Nestled in the Blackland Prairies at the edge of Central Texas’ Hill Country lies the small community of Jarrell. It’s a land of contrasts, with a small-but-developing town center carved into the low, rolling hills and patchy farmland. Clumps of Indian paintbrush and Texas bluebonnet provide blotches of color against the muted greens and browns of shortgrass and crop fields. A sharp, black, six-lane ribbon of asphalt bisects the town, carrying drivers between the metropolitan areas of Dallas, Waco and Austin.

If the town of Jarrell is divided by that flat, sun-baked stretch of Interstate 35, so too are its people. To the east of the interstate, the march of progress has taken hold full-force. A brand new water tower glints in the midday sun, rising more than 200 feet above its surroundings. Newly elected mayor Dewey Hulme talks excitedly about his plans for a reinvigorated Jarrell, one in which the new water tower and a sprawling 46-acre town center — planned out on a vast 153-acre parcel of land near the interstate — will begin to attract the kind of commercial and residential growth that could transform the town.

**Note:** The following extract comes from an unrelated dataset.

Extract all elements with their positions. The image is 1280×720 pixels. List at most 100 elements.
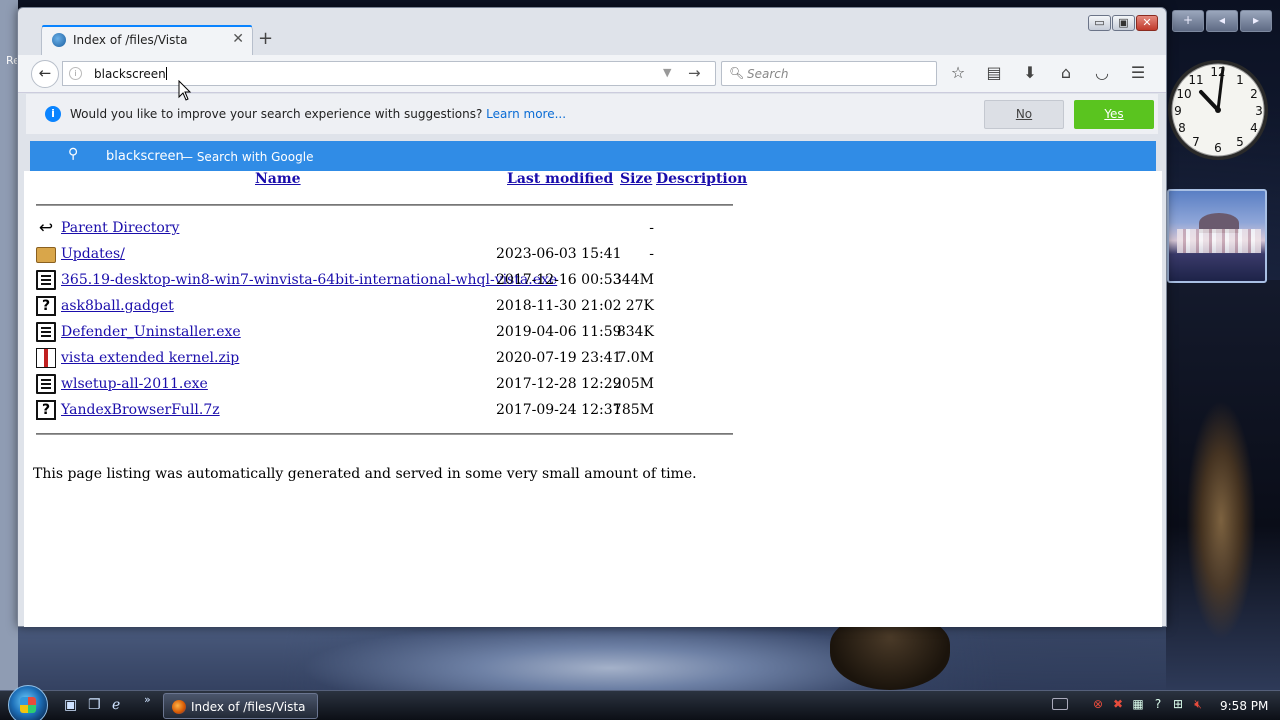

To the west of I-35, there is no water tower. There are no freshly built developments and new businesses. There is no talk of transformation. Instead, there is the stark land surrounding County Road 305. There is a park with a small community center, flanked by two emerald-green baseball fields. There is a simple memorial plaque, white lettering etched into sepia-toned granite, and a semicircular entrance ringed by trees – 27 of them. Most of all, there is the ever-present memory of the day nature conspired to wipe 50 homes and 27 of Jarrell’s mothers, fathers, children, friends and neighbors from the face of the Earth.

Jarrell Memorial Park

The Jarrell Memorial Park, with several of the 27 trees planted to honor tornado victims.